За ужином отец смотрел на Оскара злыми глазами, но ничего не сказал. Потом он ушел куда-то. Марта спросила младшего сына:

— Опять набедокурил, Осси? Я видела, как отец на тебя поглядывал.

Мальчик ответил: «Нет, ничего», но все-таки рассказал ей правду, он любил мать. И она его тоже.

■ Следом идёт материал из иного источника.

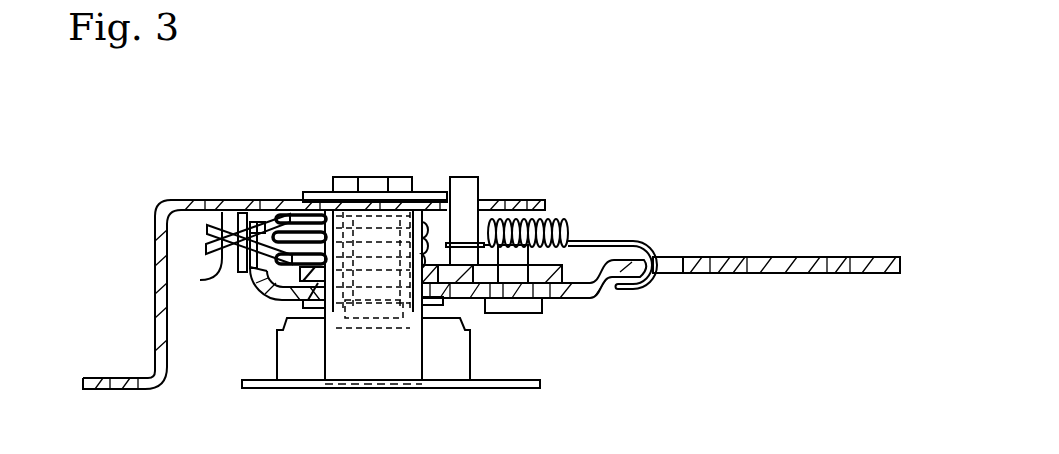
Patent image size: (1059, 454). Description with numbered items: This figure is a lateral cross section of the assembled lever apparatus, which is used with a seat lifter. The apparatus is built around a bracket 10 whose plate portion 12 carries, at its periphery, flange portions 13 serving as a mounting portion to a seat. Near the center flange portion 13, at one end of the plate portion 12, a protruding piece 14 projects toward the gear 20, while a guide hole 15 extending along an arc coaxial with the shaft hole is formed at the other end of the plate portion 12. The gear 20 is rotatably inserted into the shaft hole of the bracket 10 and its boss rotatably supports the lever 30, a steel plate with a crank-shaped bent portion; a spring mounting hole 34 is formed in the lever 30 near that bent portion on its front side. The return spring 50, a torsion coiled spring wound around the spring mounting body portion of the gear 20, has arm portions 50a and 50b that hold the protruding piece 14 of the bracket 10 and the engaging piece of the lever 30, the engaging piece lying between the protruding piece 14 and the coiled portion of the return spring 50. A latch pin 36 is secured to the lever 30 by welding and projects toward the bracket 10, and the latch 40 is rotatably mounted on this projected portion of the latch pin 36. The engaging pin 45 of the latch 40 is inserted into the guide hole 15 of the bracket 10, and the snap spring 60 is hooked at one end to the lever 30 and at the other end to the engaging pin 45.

The bracket 10 is at (153, 302).
The plate portion 12 is at (196, 200).
The flange portion 13 is at (93, 378).
The protruding piece 14 is at (247, 270).
The guide hole 15 is at (490, 203).
The gear 20 is at (307, 275).
The lever 30 is at (817, 257).
The spring mounting hole 34 is at (670, 274).
The latch pin 36 is at (517, 313).
The latch 40 is at (559, 277).
The engaging pin 45 is at (463, 176).
The return spring 50 is at (288, 222).
The arm portion 50a is at (200, 280).
The arm portion 50b is at (219, 220).
The snap spring 60 is at (556, 219).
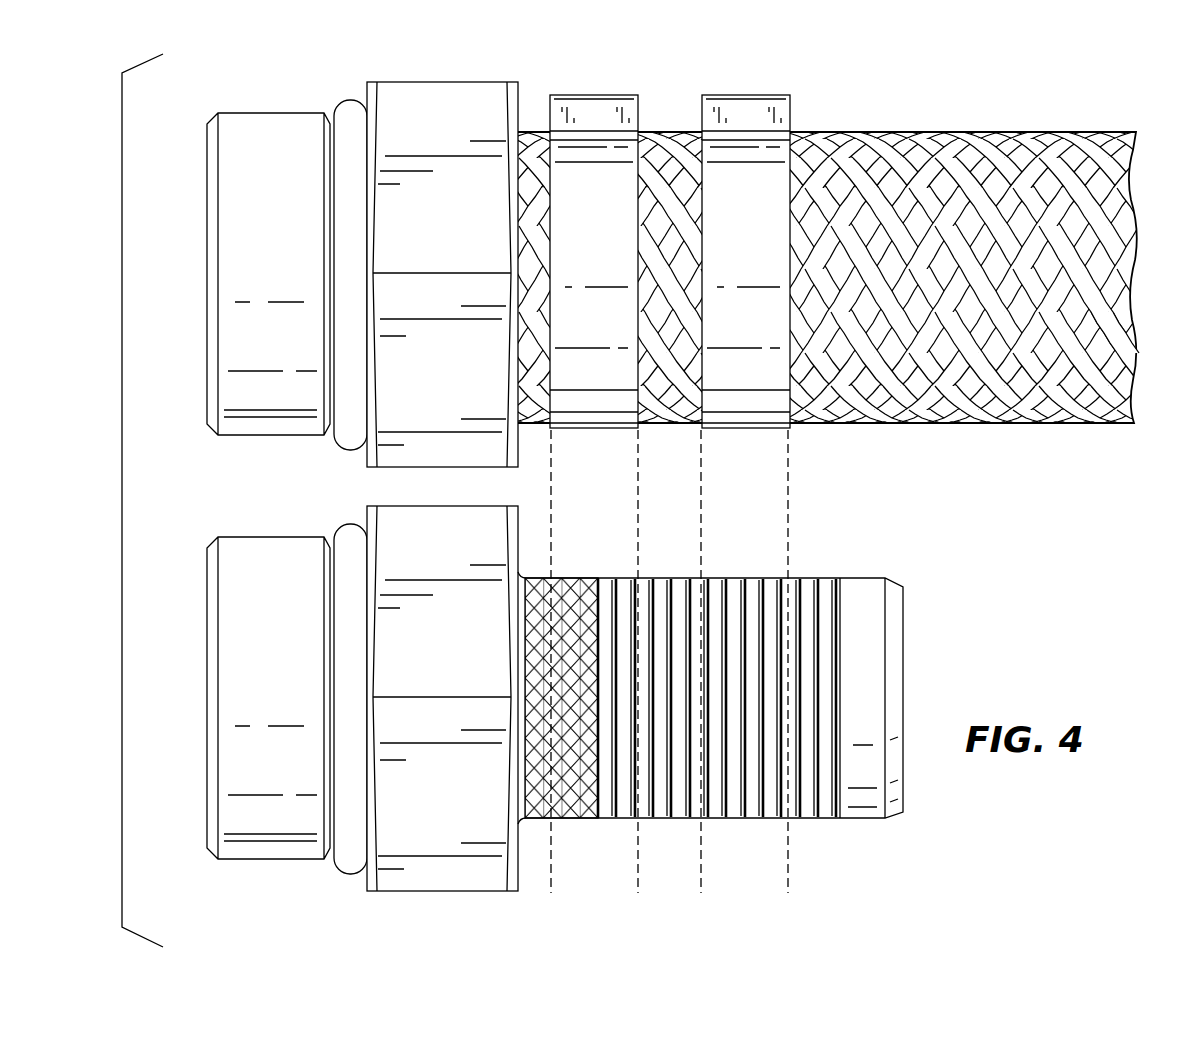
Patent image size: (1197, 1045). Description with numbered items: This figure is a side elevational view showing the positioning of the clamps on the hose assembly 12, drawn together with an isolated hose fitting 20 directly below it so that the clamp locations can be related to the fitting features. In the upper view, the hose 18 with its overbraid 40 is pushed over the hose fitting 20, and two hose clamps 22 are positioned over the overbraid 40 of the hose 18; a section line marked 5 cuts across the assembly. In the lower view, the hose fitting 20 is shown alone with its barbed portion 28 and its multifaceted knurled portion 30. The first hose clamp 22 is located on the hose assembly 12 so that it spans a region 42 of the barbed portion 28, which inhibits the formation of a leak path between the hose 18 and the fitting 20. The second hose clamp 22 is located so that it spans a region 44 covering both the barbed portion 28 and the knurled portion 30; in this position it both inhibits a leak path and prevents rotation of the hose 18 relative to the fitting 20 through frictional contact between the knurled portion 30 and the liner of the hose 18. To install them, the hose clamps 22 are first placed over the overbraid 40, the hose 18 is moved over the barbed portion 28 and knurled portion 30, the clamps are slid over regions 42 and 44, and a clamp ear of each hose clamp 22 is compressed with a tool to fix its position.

— Я-то сразу заметила, что ты купался: у тебя были волосы курчавые, когда ты пришел домой. С кем ты ходил?

— Ни с кем. Один.

— Осси, прошу тебя, держись подальше от Джима Килгроу. Это испорченный, дерзкий мальчишка, он обязательно втянет тебя в беду. Ведь он только прикидывается хорошим, а ты веришь.

Незаметно вернулся Джон Джефферсон.

— Так вот где ты был! Опять шлялся с этим паршивцем Джимом! Вот я тебе задам такую порку, что ты до самой смерти не захочешь связываться с черномазыми! — Он сорвал с себя пояс и загнал мальчика в угол. Осси весь дрожал — на этот раз он не позволит отцу избить себя! Достаточно он натерпелся! И сам смертельно испугался собственной решимости.

— Папа, не бей меня! — выговорил он с трудом. Отец словно обезумел. Он злобно хлестнул сына тем концом ремня, на котором была пряжка, потом бросил пояс на пол и, схватив мальчика за плечи, стукнул его головой об стену.

— Не смей меня бить, черт возьми!

А отец колотил его кулаком по голове.

— Не будет мерзавец-сын так со мной разговаривать, не позволю я этого! Лучше собственными руками его задушу!

Марта подбежала к ним.

— Отпусти его! — Она вцепилась в мужа, но он оттолкнул маленькую женщину с такой силой, что она отлетела в другой конец комнаты.

— Я и тобой займусь! — визжал отец. — Поганая шлюха, негритянская заступница! — Он швырнул сына на пол возле печи, а Оскар укусил до крови его руку. Он так впился в нее зубами, что самому стало больно. Отец ругнулся и схватил полено.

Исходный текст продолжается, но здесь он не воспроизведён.